A Greater London Authority report published in May 2020 highlights that more than half of all deaths within London attributable to emissions from waste incineration facilities occur within just nine boroughs. The research clearly shows Barking and Dagenham and Havering as having the highest concentration of particulates and other harmful emissions as a direct result of incineration.
One month prior to the report the government rubber stamped plans to develop a second Energy from Waste incinerator directly next to the existing one in Belvedere on the banks of the Thames, with the Secretary of State claiming: “The overall conclusion is that the impacts of the Development on air quality as it affects human health and environmental receptors is acceptable.
The report went hand in hand with Jon Cruddas MP’s call for a judicial review into the decision which was supported by the Mayor of London. However, the judicial review was dropped in September 2020 after a two-year campaign due to the likelihood of failure and cost to the taxpayer.
Jon Cruddas MP commented: “I hadn’t seen the GLA report into Energy from Waste incinerators at the time. This document makes the decision to drop the judicial review even more frustrating, when City Hall’s own research shows the damaging affect this development will have across Dagenham and Rainham.”
“I completely understand the concern around financial pressures, especially given the events of the past year, but it is still disappointing that the government has been let of the hook at the expense of my constituent’s health.”
Development of the Riverside Energy Park is due to begin later this year. When completed the site will produce a maximum of 120 milligrams per cubic metre of Nitrous Oxide which falls well under the 200 mpcm European directive.

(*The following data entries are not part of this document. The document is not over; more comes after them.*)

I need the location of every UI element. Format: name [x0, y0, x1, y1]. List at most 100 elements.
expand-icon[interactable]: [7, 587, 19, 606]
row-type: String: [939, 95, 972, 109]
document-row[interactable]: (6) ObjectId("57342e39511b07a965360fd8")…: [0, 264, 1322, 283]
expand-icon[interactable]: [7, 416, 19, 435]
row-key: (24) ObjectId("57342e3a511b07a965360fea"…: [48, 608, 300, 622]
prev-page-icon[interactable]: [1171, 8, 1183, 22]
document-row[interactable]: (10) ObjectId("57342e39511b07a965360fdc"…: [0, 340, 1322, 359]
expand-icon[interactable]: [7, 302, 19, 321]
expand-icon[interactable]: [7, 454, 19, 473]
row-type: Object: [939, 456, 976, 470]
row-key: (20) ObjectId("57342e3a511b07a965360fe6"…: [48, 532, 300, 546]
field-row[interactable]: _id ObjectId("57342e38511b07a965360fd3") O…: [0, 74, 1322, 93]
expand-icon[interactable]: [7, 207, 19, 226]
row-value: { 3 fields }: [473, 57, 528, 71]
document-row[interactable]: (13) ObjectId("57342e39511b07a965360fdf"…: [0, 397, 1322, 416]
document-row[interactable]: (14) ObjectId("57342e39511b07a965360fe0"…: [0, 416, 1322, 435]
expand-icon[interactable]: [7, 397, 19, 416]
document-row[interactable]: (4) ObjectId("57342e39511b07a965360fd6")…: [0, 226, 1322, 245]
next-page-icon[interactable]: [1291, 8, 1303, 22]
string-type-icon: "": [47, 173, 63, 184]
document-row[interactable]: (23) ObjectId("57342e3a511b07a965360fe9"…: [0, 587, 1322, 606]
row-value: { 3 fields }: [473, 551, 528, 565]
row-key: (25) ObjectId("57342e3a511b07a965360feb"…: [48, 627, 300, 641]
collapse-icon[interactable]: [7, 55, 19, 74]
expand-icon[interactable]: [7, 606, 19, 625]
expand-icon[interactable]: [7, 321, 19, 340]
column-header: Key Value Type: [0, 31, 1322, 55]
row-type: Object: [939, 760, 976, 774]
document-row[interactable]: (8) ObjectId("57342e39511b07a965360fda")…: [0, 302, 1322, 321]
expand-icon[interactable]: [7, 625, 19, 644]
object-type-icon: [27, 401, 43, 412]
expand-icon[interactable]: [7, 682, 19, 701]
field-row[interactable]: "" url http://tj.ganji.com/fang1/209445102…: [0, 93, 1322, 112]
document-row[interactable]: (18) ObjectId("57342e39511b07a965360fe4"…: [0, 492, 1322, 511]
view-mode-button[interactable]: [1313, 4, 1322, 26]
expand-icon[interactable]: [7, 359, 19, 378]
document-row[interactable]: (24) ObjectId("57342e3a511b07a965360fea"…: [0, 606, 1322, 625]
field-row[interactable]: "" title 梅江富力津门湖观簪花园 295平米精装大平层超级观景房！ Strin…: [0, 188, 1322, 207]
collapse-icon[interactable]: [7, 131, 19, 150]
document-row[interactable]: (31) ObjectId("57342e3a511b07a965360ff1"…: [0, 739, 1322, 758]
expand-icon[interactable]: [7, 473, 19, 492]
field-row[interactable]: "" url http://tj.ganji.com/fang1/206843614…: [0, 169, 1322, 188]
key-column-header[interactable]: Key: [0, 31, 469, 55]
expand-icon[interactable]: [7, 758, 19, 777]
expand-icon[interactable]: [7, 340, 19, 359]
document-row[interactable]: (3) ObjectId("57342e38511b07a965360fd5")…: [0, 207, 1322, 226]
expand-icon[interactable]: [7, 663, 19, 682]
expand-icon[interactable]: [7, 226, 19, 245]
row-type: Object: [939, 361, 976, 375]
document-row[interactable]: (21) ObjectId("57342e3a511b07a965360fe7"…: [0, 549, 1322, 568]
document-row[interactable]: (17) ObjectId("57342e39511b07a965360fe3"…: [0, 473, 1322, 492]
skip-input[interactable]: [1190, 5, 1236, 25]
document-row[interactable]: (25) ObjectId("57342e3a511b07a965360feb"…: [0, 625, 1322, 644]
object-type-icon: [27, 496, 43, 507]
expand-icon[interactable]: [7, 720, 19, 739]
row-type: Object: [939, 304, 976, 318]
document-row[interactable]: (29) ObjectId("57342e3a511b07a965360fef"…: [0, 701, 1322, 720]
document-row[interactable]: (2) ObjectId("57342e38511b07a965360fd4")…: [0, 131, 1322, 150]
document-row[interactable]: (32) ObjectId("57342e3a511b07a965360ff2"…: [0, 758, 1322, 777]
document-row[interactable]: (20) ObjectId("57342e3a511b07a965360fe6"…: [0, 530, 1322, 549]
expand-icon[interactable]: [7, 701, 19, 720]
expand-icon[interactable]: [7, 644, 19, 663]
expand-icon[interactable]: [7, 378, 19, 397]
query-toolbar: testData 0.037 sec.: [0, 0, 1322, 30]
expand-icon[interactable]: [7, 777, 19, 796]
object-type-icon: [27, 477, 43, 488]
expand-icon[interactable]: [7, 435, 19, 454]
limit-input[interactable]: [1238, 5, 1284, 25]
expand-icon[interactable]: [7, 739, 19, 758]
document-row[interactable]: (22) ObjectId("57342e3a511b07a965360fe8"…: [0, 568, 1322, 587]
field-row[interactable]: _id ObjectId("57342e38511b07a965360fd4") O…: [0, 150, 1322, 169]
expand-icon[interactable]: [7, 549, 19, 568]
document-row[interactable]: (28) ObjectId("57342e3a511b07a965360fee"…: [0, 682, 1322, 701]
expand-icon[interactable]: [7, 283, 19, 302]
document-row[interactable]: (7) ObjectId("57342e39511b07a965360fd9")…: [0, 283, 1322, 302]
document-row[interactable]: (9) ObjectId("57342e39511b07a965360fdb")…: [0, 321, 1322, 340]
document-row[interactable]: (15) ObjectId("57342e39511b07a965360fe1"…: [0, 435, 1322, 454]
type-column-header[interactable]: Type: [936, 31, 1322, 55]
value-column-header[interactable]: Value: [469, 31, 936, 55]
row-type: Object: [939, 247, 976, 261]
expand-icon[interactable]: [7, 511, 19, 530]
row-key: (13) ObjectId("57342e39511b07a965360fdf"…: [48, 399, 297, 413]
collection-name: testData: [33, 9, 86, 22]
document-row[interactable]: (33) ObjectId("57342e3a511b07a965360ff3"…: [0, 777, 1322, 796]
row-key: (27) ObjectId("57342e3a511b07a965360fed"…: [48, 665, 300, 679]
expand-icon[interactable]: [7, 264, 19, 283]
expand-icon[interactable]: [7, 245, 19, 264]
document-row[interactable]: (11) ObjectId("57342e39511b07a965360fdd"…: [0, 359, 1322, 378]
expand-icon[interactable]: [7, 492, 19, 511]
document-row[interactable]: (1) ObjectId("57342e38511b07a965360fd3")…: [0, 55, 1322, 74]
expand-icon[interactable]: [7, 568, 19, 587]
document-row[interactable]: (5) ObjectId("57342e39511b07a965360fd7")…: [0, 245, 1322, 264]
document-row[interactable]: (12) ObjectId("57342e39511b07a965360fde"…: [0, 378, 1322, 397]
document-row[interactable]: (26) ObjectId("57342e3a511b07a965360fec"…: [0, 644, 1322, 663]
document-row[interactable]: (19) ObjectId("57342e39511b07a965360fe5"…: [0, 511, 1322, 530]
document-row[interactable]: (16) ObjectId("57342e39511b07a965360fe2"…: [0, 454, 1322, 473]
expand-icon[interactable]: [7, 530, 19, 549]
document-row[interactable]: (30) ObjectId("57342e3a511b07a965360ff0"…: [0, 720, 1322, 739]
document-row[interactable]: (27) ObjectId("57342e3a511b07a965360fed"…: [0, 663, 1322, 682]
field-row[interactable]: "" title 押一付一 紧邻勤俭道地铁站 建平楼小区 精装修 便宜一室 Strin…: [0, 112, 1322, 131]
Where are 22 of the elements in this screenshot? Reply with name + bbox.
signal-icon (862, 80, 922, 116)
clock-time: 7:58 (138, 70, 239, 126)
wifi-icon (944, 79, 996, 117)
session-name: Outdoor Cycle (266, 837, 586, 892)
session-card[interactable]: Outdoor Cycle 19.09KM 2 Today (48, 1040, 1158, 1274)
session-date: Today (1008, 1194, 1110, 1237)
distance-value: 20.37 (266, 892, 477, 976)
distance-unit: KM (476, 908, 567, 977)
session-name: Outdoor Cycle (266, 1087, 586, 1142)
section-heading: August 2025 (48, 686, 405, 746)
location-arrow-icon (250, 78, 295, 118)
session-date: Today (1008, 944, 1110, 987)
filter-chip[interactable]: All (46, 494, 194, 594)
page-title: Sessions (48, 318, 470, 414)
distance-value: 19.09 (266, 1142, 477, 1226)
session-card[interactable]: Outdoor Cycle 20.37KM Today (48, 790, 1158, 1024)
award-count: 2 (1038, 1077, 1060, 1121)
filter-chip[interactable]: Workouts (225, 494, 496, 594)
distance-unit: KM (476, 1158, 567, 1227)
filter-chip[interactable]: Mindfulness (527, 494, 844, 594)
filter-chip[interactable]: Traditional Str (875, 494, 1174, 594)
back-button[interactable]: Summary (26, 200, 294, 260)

However, combined with the max output of the existing site it is anticipated that the area will produce the highest rate of harmful EfW emissions in the country.
Jon added: “It is unbelievable that this has been given the green light and deemed ‘acceptable’ by government when we consider the wealth of evidence against it. Energy from Waste does not contribute to a circular economy and is a step away from the government’s own green growth commitments.”
In the coming months Jon has committed to work alongside other key stakeholders to ensure that proper scrutiny mechanisms are in place to monitor operations at the Belvedere EfW site.